Monday was Jon Rutherford’s first day in charge. He says his first goal in charge is to make the facility no-kill to make it a safe place for all animals.
The county commissioners say they plan on appointing a new animal control board at the upcoming Putnam County Commission meeting next Tuesday night. From there, the board will hold a vote on potentially turning the facility into a no-kill shelter.
Rutherford says he fully intends on voting it through, otherwise he says he is not the man for the job.

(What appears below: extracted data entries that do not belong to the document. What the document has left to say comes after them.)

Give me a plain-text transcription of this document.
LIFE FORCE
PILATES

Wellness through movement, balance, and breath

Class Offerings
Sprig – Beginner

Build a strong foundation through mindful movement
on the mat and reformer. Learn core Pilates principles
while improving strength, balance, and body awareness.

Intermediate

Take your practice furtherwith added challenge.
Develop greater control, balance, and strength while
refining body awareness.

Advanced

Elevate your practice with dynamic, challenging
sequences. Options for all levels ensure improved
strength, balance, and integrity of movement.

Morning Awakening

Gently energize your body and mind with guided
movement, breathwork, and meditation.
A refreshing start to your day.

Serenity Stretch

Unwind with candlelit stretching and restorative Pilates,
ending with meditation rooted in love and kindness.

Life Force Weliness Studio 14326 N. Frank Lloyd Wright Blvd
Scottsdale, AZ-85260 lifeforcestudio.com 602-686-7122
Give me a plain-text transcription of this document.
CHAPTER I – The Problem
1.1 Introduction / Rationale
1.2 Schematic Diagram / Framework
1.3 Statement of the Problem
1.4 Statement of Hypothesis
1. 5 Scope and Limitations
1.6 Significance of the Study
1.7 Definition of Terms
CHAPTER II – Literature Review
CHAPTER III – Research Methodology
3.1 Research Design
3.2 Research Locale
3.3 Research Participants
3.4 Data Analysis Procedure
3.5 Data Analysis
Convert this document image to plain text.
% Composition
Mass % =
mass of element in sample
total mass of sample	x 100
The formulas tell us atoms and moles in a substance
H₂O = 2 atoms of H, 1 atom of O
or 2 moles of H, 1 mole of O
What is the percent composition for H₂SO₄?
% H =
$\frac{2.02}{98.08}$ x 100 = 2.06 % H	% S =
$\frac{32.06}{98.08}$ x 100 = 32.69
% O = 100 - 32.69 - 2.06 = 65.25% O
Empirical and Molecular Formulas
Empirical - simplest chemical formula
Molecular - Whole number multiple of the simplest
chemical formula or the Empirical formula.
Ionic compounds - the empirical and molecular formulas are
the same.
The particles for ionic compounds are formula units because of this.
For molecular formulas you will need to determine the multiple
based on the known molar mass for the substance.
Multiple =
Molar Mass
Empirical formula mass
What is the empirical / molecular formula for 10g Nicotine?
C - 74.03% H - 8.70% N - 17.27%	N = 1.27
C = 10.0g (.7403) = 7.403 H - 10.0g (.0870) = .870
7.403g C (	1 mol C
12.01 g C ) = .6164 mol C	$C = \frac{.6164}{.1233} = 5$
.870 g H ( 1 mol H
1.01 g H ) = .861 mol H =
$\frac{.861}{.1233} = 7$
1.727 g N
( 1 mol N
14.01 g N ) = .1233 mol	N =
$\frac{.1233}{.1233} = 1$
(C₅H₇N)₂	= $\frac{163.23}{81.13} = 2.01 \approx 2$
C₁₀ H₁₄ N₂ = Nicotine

“It’s not the animal’s fault that they’re here. It’s the people’s fault,” Rutherford said. “Somebody has to stand up for the animals. So as part of the animal shelter and being the Chief Humane Officer, I gotta stand up and be the voice for the people that don’t have one.”
Rutherford says until the status of the shelter is determined, he does not plan on authorizing any animals to be euthanized barring medical necessity.
The shelter closed temporarily last week to the public and will remained closed until after the building is deep-cleaned, and all the animals inside are up to date on their vaccinations. Workers are also cleaning out the facility after discovering freezers full of dead animals that were never properly disposed of.
Rutherford is stepping in to the shelter after a 9-year-old dog named Eli was accidentally euthanized at the end of June. The previous chief humane officer classified the incident as a “paperwork mix-up.”
Community members like Debbie Deweese say they hope Eli is the last dog to be euthanized at the shelter.
“That’s not humane. That’s called animal cruelty,” Deweese said. “This is not something you wanna play with. These are lives. Lives that they cannot verbally speak. The only thing they want is attention, they want loved, and they want a home.”
Rutherford told 13 News he reached out to Eli’s owner, Taylor Marie Withrow, to express his sorrow for his euthanizing, and promised her that Eli’s life will never be forgotten as long as he is in charge.
“That should’ve never happened,” Rutherford said. “If simple policies and procedures would have been followed and been in place, then this situation would have never occurred…This place has a lot of potential, and it’s there. There’s already been a lot of changes, and I think whenever we reopen to the public, they’ll see. There’s going to be a lot of transparency here.”